Un viaje de conquista y dominación donde el objetivo es reclamar coronas, ya pertenezcan a reinos, imperios o mundos enteros.
-El usuario debe obtener al menos cincuenta coronas nuevas cada año, o su senda de cultivo se estancará.
Habilidad Otorgada por el Camino: «Fauces del Imperio».
Un único sigilo carmesí que aparece en su lengua cuando abre la boca en batalla.
-Todo lo que el sigilo toca —ya sea una hoja, carne, una corona, una habilidad o un talento— es consumido al instante y absorbido por su poder.
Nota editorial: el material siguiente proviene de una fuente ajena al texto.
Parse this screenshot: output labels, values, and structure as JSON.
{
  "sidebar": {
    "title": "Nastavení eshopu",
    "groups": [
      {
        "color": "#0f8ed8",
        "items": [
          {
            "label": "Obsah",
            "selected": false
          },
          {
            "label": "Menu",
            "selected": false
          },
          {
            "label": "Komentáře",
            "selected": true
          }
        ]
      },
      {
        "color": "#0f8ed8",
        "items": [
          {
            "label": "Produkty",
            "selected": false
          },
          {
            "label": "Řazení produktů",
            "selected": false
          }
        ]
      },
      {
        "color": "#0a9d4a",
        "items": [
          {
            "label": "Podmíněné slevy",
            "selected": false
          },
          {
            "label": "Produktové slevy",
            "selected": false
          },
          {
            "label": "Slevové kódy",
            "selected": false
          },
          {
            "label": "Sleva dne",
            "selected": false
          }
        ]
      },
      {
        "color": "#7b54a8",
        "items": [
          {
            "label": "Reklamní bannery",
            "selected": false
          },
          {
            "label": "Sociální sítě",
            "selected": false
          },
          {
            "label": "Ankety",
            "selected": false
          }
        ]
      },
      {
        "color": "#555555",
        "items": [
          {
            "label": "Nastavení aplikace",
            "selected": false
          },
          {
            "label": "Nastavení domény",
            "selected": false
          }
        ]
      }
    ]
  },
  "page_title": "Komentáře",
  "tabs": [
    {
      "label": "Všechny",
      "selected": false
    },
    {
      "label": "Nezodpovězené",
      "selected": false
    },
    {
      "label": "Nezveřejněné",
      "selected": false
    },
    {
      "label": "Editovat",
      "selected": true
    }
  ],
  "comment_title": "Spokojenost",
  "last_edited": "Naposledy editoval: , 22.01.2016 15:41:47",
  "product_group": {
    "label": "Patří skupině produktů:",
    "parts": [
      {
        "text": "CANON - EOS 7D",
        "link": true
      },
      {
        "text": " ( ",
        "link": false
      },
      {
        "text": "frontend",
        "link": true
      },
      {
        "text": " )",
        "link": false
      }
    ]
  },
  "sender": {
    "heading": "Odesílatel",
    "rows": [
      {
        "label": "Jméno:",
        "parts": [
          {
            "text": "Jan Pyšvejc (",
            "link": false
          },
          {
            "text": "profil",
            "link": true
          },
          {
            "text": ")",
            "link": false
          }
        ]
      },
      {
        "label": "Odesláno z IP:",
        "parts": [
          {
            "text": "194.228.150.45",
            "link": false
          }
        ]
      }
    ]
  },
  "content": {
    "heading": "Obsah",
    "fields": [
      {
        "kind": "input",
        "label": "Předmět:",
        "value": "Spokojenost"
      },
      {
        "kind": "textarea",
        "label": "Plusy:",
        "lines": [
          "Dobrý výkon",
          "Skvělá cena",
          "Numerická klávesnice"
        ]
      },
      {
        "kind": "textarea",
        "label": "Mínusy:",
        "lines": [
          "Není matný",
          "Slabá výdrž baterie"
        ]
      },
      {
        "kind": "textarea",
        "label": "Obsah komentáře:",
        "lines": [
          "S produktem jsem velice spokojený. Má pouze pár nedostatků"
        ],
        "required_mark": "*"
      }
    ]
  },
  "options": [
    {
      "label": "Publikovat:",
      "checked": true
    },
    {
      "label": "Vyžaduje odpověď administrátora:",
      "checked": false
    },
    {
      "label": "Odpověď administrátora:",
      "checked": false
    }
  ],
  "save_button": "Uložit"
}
-Cuantas más coronas devora, más grande y hambriento se vuelve el sigilo, y para cuando haya reclamado a mil gobernantes, podrá engullir ejércitos enteros de un solo bocado.
-Acumula 200 000 «Coronas» antes de que se revelen los siguientes pasos].
Kale estaba solo en el tenue resplandor de sus aposentos, con las letras carmesí del Camino grabándose a fuego en sus retinas.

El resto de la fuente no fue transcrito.